Авель перешел мост, миновал дачный поселок - в некоторых окнах здесь горел свет. Сам не зная зачем, он подошел к одному из них и заглянул внутрь. На кухне, за обеденным столом, покрытым вытертой, со следами только что снятого с огня чайника клеенкой, сидели два мальчика и скорее всего ужинали, а вернее сказать, сонно ковыряли ложками, лениво проносили их мимо ртов, из которых, как из котлов, шел пар, нехотя переговаривались. Висевшая под потолком лампа без абажура непрерывно мигала, видимо, по причине скачков напряжения в сети, и могло показаться, что сквозь запотевшее стекло в перекрещивающихся пыльных лучах чадящего целлулоидом проекционного аппарата наблюдаешь исцарапанную копию трофейного фильма.
Синематограф - "это устаревшая модель: с медной вытяжной трубой, магниевой лампой, механической грейферной коробкой и конденсорной линзой в форме иллюминатора от логарифмической линейки".
Потом увидел, как на кухню вошла средних лет, худая, с бледным, уставшим лицом женщина в шерстяном бесформенном платье, поверх которого был надет суконный грубого кроя жакет с промоинами и лиловыми разводами от бесчисленных стирок, и поставила на стол кастрюлю с варевом.

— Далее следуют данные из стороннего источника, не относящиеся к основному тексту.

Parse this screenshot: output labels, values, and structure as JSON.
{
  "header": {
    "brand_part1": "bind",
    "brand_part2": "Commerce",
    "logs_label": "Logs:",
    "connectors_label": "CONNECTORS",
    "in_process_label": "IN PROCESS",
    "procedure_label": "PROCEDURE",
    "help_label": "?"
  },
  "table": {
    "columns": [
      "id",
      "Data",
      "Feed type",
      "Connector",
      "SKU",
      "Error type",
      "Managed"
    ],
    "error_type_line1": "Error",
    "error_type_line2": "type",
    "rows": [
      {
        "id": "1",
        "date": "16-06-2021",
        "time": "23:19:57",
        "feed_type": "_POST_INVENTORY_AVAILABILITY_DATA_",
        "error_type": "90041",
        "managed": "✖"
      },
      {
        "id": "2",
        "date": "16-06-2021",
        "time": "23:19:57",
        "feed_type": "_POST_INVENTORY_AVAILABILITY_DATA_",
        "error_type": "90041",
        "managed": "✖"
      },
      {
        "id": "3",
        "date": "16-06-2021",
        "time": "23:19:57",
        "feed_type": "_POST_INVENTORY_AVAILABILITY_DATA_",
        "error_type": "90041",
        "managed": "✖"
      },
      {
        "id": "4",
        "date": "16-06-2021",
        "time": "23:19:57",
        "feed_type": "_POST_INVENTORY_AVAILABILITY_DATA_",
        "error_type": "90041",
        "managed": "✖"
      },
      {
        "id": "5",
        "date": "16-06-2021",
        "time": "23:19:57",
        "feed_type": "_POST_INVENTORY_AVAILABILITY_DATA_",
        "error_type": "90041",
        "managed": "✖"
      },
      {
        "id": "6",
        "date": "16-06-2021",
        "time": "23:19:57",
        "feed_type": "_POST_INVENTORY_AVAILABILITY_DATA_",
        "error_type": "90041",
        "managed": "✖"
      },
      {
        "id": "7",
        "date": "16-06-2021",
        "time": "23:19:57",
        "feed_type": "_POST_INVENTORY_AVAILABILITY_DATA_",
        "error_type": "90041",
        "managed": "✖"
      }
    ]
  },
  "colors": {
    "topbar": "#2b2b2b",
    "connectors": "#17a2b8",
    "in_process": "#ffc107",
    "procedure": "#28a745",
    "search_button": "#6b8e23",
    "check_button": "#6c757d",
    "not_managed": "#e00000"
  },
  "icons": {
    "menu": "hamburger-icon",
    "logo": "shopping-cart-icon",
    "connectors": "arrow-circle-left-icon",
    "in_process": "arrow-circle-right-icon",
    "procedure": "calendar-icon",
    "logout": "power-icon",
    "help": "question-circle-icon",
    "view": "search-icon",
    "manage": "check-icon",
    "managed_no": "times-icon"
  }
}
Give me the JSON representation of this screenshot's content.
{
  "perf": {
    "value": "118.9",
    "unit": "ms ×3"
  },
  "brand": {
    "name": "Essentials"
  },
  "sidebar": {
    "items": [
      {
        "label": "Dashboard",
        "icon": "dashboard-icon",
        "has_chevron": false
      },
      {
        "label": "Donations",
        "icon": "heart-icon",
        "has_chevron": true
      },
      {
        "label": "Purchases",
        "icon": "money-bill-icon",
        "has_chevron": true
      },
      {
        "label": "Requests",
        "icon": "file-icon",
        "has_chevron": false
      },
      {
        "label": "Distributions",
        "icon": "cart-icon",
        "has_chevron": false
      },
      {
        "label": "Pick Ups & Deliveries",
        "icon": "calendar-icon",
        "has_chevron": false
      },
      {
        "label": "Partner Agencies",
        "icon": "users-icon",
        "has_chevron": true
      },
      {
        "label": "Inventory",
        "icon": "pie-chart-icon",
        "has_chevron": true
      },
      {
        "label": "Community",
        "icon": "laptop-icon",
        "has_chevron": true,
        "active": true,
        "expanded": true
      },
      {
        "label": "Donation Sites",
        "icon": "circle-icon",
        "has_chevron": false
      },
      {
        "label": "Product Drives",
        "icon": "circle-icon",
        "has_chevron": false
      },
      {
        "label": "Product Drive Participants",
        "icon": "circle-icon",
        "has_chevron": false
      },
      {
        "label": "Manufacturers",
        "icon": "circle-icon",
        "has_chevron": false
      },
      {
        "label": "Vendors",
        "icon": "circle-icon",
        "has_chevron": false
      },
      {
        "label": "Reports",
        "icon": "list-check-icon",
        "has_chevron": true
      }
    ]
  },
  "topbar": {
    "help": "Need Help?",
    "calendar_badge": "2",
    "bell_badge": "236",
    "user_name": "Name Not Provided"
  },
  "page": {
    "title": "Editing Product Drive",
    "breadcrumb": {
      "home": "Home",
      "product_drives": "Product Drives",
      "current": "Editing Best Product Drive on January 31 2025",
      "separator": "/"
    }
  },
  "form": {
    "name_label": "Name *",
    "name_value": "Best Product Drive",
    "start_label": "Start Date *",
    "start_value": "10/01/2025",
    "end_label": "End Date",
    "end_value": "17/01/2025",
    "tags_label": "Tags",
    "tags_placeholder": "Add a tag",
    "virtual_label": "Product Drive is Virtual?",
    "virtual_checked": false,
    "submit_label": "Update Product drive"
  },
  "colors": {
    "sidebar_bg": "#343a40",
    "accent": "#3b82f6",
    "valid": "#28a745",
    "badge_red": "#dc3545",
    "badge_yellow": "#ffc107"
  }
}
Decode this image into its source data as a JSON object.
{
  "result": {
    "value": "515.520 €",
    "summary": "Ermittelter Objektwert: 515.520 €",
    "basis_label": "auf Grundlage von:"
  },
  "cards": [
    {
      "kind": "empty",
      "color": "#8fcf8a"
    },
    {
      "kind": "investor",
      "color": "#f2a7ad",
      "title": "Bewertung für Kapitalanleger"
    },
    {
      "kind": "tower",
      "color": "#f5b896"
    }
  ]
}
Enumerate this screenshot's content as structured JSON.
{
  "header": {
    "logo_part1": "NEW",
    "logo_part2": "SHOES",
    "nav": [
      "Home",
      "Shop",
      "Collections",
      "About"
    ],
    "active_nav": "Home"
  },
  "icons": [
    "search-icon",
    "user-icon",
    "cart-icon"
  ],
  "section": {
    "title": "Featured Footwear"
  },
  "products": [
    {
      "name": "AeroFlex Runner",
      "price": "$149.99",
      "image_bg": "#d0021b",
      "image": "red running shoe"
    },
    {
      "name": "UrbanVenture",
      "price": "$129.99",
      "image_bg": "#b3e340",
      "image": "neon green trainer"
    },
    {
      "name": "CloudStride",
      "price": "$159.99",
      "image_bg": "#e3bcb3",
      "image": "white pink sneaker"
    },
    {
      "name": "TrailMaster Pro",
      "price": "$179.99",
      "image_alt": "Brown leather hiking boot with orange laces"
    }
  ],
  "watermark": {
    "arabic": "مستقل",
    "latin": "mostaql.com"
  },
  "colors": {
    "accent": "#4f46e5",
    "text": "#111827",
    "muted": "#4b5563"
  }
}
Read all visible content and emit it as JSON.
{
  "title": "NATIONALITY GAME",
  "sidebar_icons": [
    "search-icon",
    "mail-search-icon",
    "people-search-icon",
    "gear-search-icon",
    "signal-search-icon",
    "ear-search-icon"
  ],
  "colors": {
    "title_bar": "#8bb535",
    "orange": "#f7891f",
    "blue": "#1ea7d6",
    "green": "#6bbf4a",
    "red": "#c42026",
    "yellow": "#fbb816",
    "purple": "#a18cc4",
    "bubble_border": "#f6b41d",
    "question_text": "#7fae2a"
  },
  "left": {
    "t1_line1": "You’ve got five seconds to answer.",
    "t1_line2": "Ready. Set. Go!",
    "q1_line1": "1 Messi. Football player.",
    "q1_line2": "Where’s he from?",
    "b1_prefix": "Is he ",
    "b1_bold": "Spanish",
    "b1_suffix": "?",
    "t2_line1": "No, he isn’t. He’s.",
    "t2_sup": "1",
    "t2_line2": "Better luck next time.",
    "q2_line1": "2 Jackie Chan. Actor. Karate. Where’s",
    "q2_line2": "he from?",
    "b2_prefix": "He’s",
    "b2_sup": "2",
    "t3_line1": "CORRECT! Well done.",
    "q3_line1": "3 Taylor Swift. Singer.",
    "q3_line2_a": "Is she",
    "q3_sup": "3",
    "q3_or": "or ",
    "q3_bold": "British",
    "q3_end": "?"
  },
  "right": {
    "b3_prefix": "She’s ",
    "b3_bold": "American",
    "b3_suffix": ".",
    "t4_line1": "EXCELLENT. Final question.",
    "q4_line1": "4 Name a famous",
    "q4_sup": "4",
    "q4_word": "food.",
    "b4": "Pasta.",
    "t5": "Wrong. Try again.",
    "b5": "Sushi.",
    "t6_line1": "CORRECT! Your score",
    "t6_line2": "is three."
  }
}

Мальчики - по всей вероятности, братья - заулыбались. Стали толкать друг друга.
Авель отвернулся, потому что знал, что произойдет дальше...
Отвернулся и громко прочитал прибитую к кирпичной стене вывеску "Акатовский переулок". На голос из темноты сразу же выступили разбросанные вдоль обочины дороги, полузасыпанные снегом остовы грузовых машин, орудийные лафеты, низкие, тесные, пропахшие соляркой, напоминавшие наполовину ушедшие в землю угольные сараи кабины армейских тягачей с пустыми глазницами выбитых фар-раковин. Окаменелости. Доисторические, покрытые скользкой чешуей животные щерятся, клацают потрескавшимися зубами, приседают на кривых задних лапах, роют ими промерзшую землю, через вставленные во вздувшиеся от голода (ведь зима же, зима!) животы стеклянные трубки выпускают сероводород. Нестерпимо.